Michigan eyaletindeki ön seçimlerde "ülkenin ilk Müslüman valisi" olabilmek için mücadele eden ve ön seçimi kaybeden 33 yaşındaki Abdul El-Sayed de saldırıların bir başka hedefi oldu.
- "Müslüman siyasetçileri gizli İhvan üyeliği ile suçladılar"
Haberde, söz konusu Müslümanların siyasete atılması ve seçilmelerinin ardından ABD'deki bazı isimlerin, bu kadınların ABD Kongresini bir "İslam Cumhuriyeti'ne çevireceğini" ya da Müslüman Kardeşler'in (İhvan) bir üyesi olduğunu ileri sürdüğüne işaret edildi.
Benzeri saldırıların Suudi Arabistan ve Birleşik Arap Emirlikleri (BAE) gibi Körfez ülkelerinden de geldiği vurgulanan haberde, "Körfez hükümetlerine yakın olan akademisyenler, basın kuruluşları ve yorumcular, Ömer, Tlaib ve El Sayed'i, Suudi Arabistan ve BAE hükümetlerine karşı olan İhvan'ın gizli üyeleri olmakla suçladı." ifadeleri kullanıldı.
Haberde, Ömer'in ara seçimleri kazanmasından birkaç saat sonra Suudi Arabistan'ın Washington Büyükelçiliğinde kültür müşaviri olan ve Suudi Arabistan'da yayın yapan El Arabiya gazetesinin de yazarlarından olan Faysal el Şammeri'nin, Ömer'in "Körfez düşmanı" ve İhvan üyesi olduğuna dair sosyal medya paylaşımları yaptığı da anımsatıldı.

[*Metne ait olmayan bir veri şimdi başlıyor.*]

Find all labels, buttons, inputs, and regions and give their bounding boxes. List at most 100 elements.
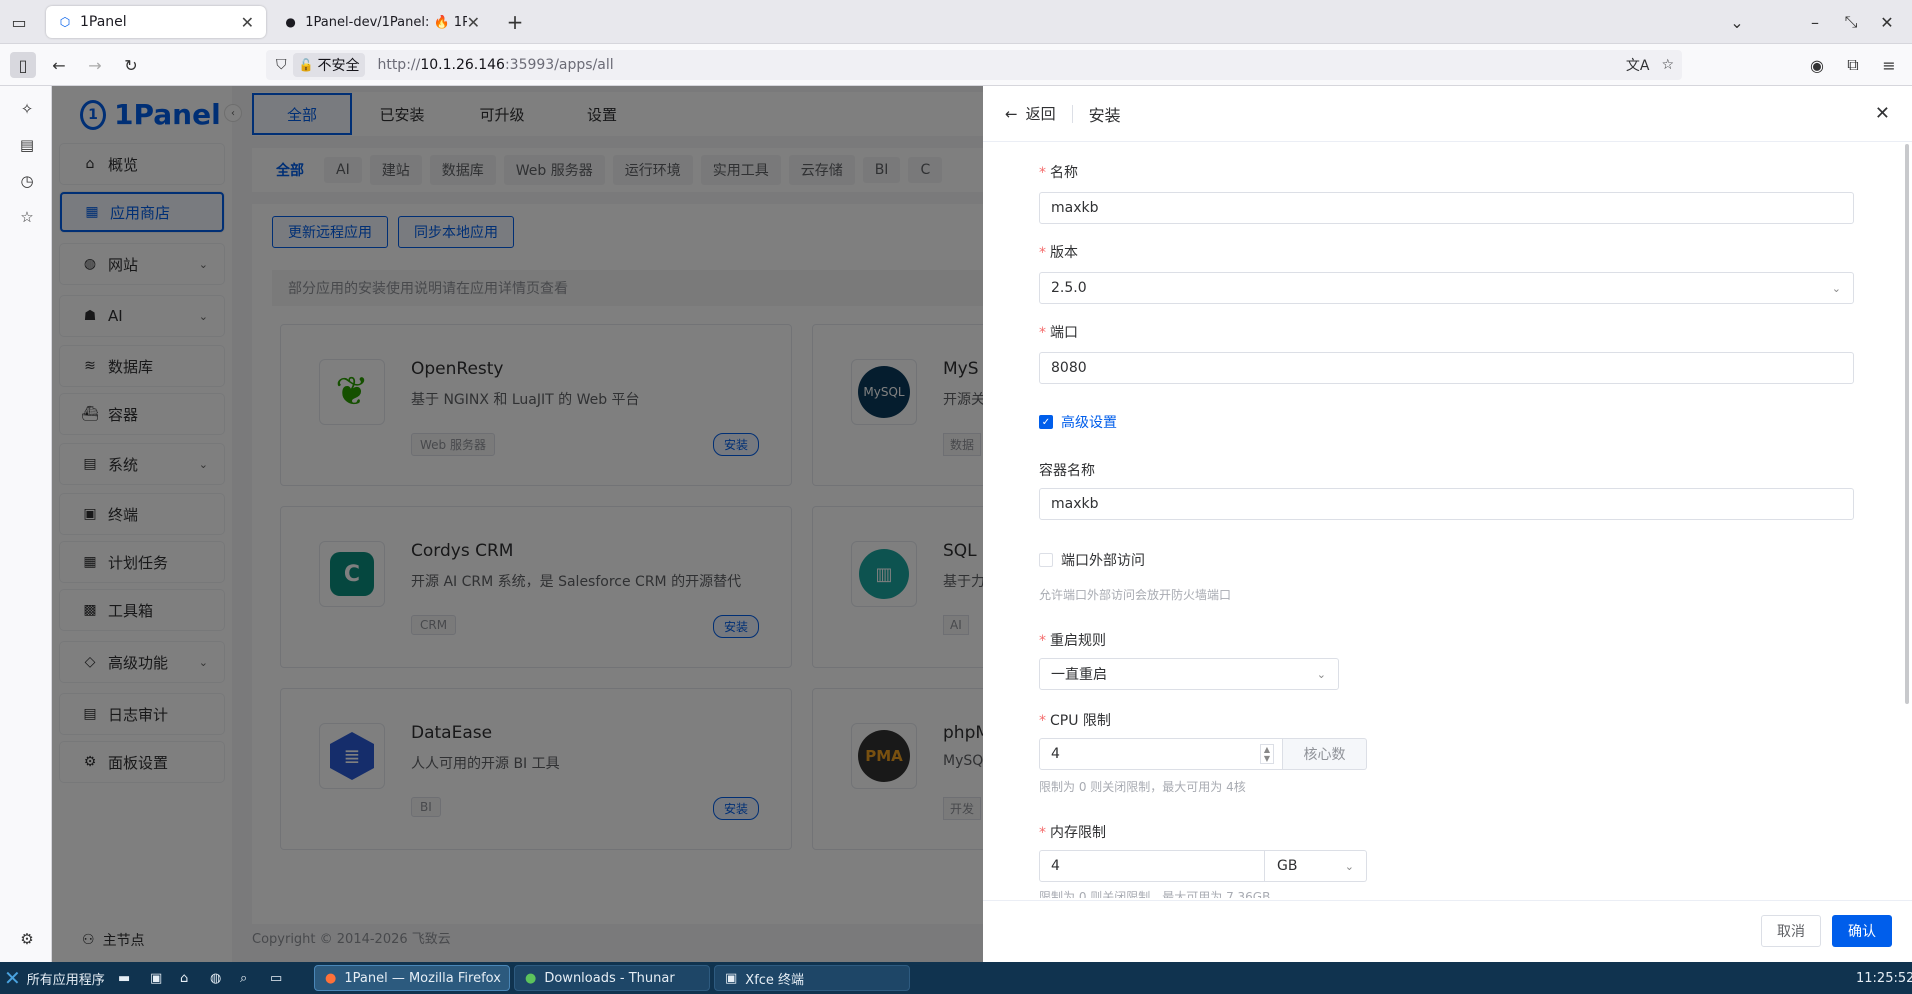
new-tab-button[interactable]: + (502, 9, 528, 35)
home-folder-icon[interactable]: ⌂ (180, 964, 188, 992)
external-hint: 允许端口外部访问会放开防火墙端口 (1039, 588, 1232, 602)
tab-list-icon[interactable]: ▭ (6, 9, 32, 35)
extensions-icon[interactable]: ⧉ (1840, 52, 1866, 78)
browser-nav-bar: ▯ ← → ↻ ⛉ 🔓 不安全 http://10.1.26.146:35993/… (0, 44, 1912, 86)
name-label: * 名称 (1039, 165, 1078, 181)
drawer-scrollbar[interactable] (1905, 144, 1909, 704)
external-access-checkbox[interactable]: 端口外部访问 (1039, 550, 1145, 570)
tab-title: 1Panel (80, 14, 127, 30)
taskbar-window-thunar[interactable]: ● Downloads - Thunar (514, 965, 710, 991)
cpu-limit-input[interactable]: 4 ▲ ▼ (1039, 738, 1283, 770)
close-drawer-icon[interactable]: ✕ (1875, 103, 1890, 124)
tab-1panel[interactable]: ⬡ 1Panel ✕ (46, 6, 266, 38)
advanced-settings-checkbox[interactable]: ✓ 高级设置 (1039, 412, 1117, 432)
container-name-input[interactable]: maxkb (1039, 488, 1854, 520)
menu-icon[interactable]: ≡ (1876, 52, 1902, 78)
version-label: * 版本 (1039, 245, 1078, 261)
restart-value: 一直重启 (1051, 667, 1107, 683)
file-manager-icon[interactable]: ▭ (270, 964, 282, 992)
checkbox-unchecked-icon (1039, 553, 1053, 567)
drawer-footer: 取消 确认 (983, 900, 1912, 962)
github-icon: ● (285, 15, 296, 29)
translate-icon[interactable]: 文A (1626, 55, 1650, 75)
bookmarks-icon[interactable]: ☆ (16, 206, 38, 228)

- "ABD'deki Müslüman siyasetçiler diktatörlerin argümanlarını çökertiyor"
Mısır asıllı El Sayed aleyhinde de Mısır'daki bazı kişi ve basın kuruluşlarında yayınlar yapıldığı belirtilen haberde, "El Sayed, Ömer ve Tlaib gibi siyasetçilerin yükselmesi, Ortadoğu'daki diktatörlerin, Arap halkının demokrasiye hazır olmadığı yönündeki argümanlarını çökertiyor." değerlendirmesinde bulunuldu.
Ömer'i karalamak için Twitter'da bir "trol ordusu" kurulduğuna da dikkat çekilen haberde, Suudi Veliaht Prens Muhammed bin Selman'ın muhaliflerini susturmak için de benzeri bir ordu kurduğu hatırlatıldı.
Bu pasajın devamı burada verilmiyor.